Łącząc fakty i nastroje rynkowe zdecydowaliśmy się na zmianę składu naszego portfela. Zlecenia złożyliśmy 10 listopada, co w załączniku numer jeden oznaczyliśmy strzałką. Po realizacji tych zleceń nasz portfel przedstawia się następująco: gotówka: 50%; złoto: 30% oraz short: 20%. Oczywiście chodzi nam o UFK reprezentujące rynek pieniężny, rynek złota i fundusze zarabiające na spadkach naszego indeksu, różne w zależności od poszczególnej platformy.
Od naszego zlecenia WIG20 zanotował już sześć sesji spadkowych, a mijający tydzień okazał się najgorszym w tym roku. Indeks spadł w ciągu tego tygodnia o -4,67%. Pokonaliśmy też, zaznaczoną na wykresie niebieskim kolorem, średnią stusesyjną, która do tej pory stanowiła skuteczne wsparcie. Taki sygnał może oznaczać, że w najbliższym czasie może ona stanowić opór przy ewentualnym odreagowaniu rynku. Na końcu okazało się, że jesteśmy już niżej, niż w momencie sprzedaży funduszy akcyjnych we wrześniu. W okolicach poziomu 2200 mamy naturalny poziom wsparcia, od którego powinno nastąpić odbicie w górę. Czy nastąpi i w jakiej skali będziemy śledzili, aby ewentualnie powiększyć naszą pozycję „krótką” , bądź, przy wzrostowym scenariuszu, po prostu ją zamknąć.

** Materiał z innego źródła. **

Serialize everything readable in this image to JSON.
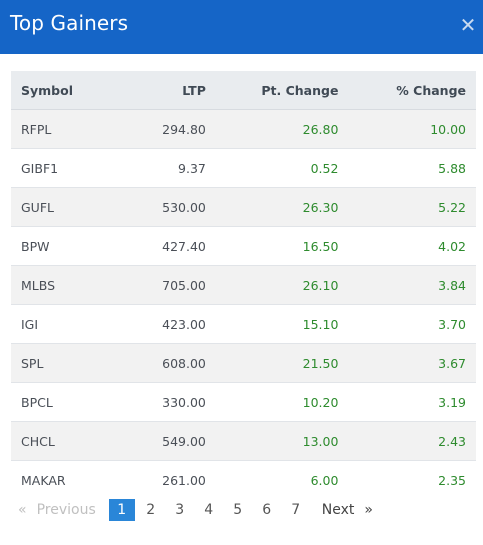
{
  "header": {
    "title": "Top Gainers",
    "close_glyph": "✕"
  },
  "table": {
    "columns": [
      "Symbol",
      "LTP",
      "Pt. Change",
      "% Change"
    ],
    "rows": [
      {
        "symbol": "RFPL",
        "ltp": "294.80",
        "pt_change": "26.80",
        "pct_change": "10.00"
      },
      {
        "symbol": "GIBF1",
        "ltp": "9.37",
        "pt_change": "0.52",
        "pct_change": "5.88"
      },
      {
        "symbol": "GUFL",
        "ltp": "530.00",
        "pt_change": "26.30",
        "pct_change": "5.22"
      },
      {
        "symbol": "BPW",
        "ltp": "427.40",
        "pt_change": "16.50",
        "pct_change": "4.02"
      },
      {
        "symbol": "MLBS",
        "ltp": "705.00",
        "pt_change": "26.10",
        "pct_change": "3.84"
      },
      {
        "symbol": "IGI",
        "ltp": "423.00",
        "pt_change": "15.10",
        "pct_change": "3.70"
      },
      {
        "symbol": "SPL",
        "ltp": "608.00",
        "pt_change": "21.50",
        "pct_change": "3.67"
      },
      {
        "symbol": "BPCL",
        "ltp": "330.00",
        "pt_change": "10.20",
        "pct_change": "3.19"
      },
      {
        "symbol": "CHCL",
        "ltp": "549.00",
        "pt_change": "13.00",
        "pct_change": "2.43"
      },
      {
        "symbol": "MAKAR",
        "ltp": "261.00",
        "pt_change": "6.00",
        "pct_change": "2.35"
      }
    ]
  },
  "pagination": {
    "prev_arrow": "«",
    "prev_label": "Previous",
    "pages": [
      "1",
      "2",
      "3",
      "4",
      "5",
      "6",
      "7"
    ],
    "active_page": "1",
    "next_label": "Next",
    "next_arrow": "»"
  },
  "colors": {
    "header_bg": "#1565c7",
    "gain_green": "#2e8b2e",
    "active_page_bg": "#2a86d8"
  }
}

Kolejnym, niepokojącym zjawiskiem, które mogliśmy zaobserwować w ostatnich dniach jest osłabienie złotego. W załączniku numer 2 przedstawiamy przebieg notowań pary walutowej USD/PLN. W największej panice, zaraz po wybuchu epidemii , wiosną 2020 dolar osiągnął swój szczyt na poziomie 4,30. Potem dość szybko wrócił do dość szerokiego, bocznego kanału w przedziale 3,64 do 4,00 złotego za dolara. Dopiero na początku listopada nastąpiło przełamanie górnego ograniczenia kanału, co zaowocowało dość szybkim wzrostem dolara do poziomu 4,15. Taki spadek waluty w połączeniu ze spadkami na giełdzie, najczęściej oznacza sprzedaż naszych akcji przez inwestorów zagranicznych. Do szczytu z wiosny ubiegłego roku jeszcze trochę brakuje, więc to również może mieć negatywny wpływ na rynek akcji.

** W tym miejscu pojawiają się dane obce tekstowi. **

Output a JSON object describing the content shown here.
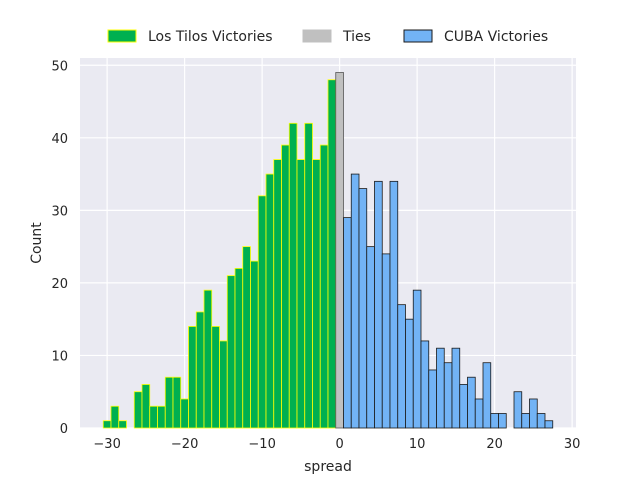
{
  "chart_data": {
    "type": "bar",
    "xlabel": "spread",
    "ylabel": "Count",
    "xlim": [
      -33.5,
      30.5
    ],
    "ylim": [
      0,
      51
    ],
    "xticks": [
      -30,
      -20,
      -10,
      0,
      10,
      20,
      30
    ],
    "yticks": [
      0,
      10,
      20,
      30,
      40,
      50
    ],
    "grid": true,
    "legend_position": "top-center",
    "colors": {
      "plot_bg": "#eaeaf2",
      "grid": "#ffffff",
      "los_tilos_fill": "#00b050",
      "los_tilos_edge": "#ffff00",
      "ties_fill": "#c0c0c0",
      "ties_edge": "#555555",
      "cuba_fill": "#72b3f5",
      "cuba_edge": "#1a1a1a"
    },
    "series": [
      {
        "name": "Los Tilos Victories",
        "x": [
          -30,
          -29,
          -28,
          -27,
          -26,
          -25,
          -24,
          -23,
          -22,
          -21,
          -20,
          -19,
          -18,
          -17,
          -16,
          -15,
          -14,
          -13,
          -12,
          -11,
          -10,
          -9,
          -8,
          -7,
          -6,
          -5,
          -4,
          -3,
          -2,
          -1
        ],
        "values": [
          1,
          3,
          1,
          0,
          5,
          6,
          3,
          3,
          7,
          7,
          4,
          14,
          16,
          19,
          14,
          12,
          21,
          22,
          25,
          23,
          32,
          35,
          37,
          39,
          42,
          37,
          42,
          37,
          39,
          48
        ]
      },
      {
        "name": "Ties",
        "x": [
          0
        ],
        "values": [
          49
        ]
      },
      {
        "name": "CUBA Victories",
        "x": [
          1,
          2,
          3,
          4,
          5,
          6,
          7,
          8,
          9,
          10,
          11,
          12,
          13,
          14,
          15,
          16,
          17,
          18,
          19,
          20,
          21,
          22,
          23,
          24,
          25,
          26,
          27
        ],
        "values": [
          29,
          35,
          33,
          25,
          34,
          24,
          34,
          17,
          15,
          19,
          12,
          8,
          11,
          9,
          11,
          6,
          7,
          4,
          9,
          2,
          2,
          0,
          5,
          2,
          4,
          2,
          1
        ]
      }
    ]
  }
}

Złoto: szczyt ostatniej fali wzrostowej miał miejsce w połowie ubiegłego roku. Spadki trwały już kilkanaście miesięcy poruszając się w obrębie spadkowego kanału. W załączniku numer 3 przedstawiamy przebieg UFK Generali BlackRock World Gold w interwale miesięcznym. Jedna „świeczka” na wykresie obrazuje zachowanie funduszu w poszczególnych miesiącach. Oczywiście fundusz ten jest ściśle skorelowany z przebiegiem notowań złota, a dodatkowo wyceniany jest w euro, czyli spadek naszej waluty nie wpływa na niego negatywnie, a wręcz odwrotnie.
Zakładamy, że mamy do czynienia z podobną sytuacją jaka miała miejsce pod koniec 2018 roku (wykres). Wówczas wyjście z kanału, z jednoczesnym pokonaniem niebieskiej średniej oraz sygnałem na wskaźniku MACD, zapoczątkowało pokaźną falę wzrostową.
Poza wskazaniami płynącymi z analizy technicznej, inne czynniki również wydają nam się sprzyjające do rozpoczęcia nowej fali wzrostowej. Po pierwsze sentyment do złota wśród inwestorów, po kilkunastu miesiącach spadku, znalazł się na bardzo niskim poziomie, co oczywiście jest sprzyjającą okolicznością, bo portfele inwestorów są puste, jeżeli chodzi o ten kruszec. Ponadto dotychczas o inflacji mówiono jako o zjawisku przejściowym i to nie tylko na naszym rynku. Dziś inflacja zaczyna być postrzegana jako problem potencjalnie długoterminowy, co w połączeniu z planowanymi, kolejnymi podwyżkami stóp procentowych może być paliwem do przesuwania kapitału w kierunku złota.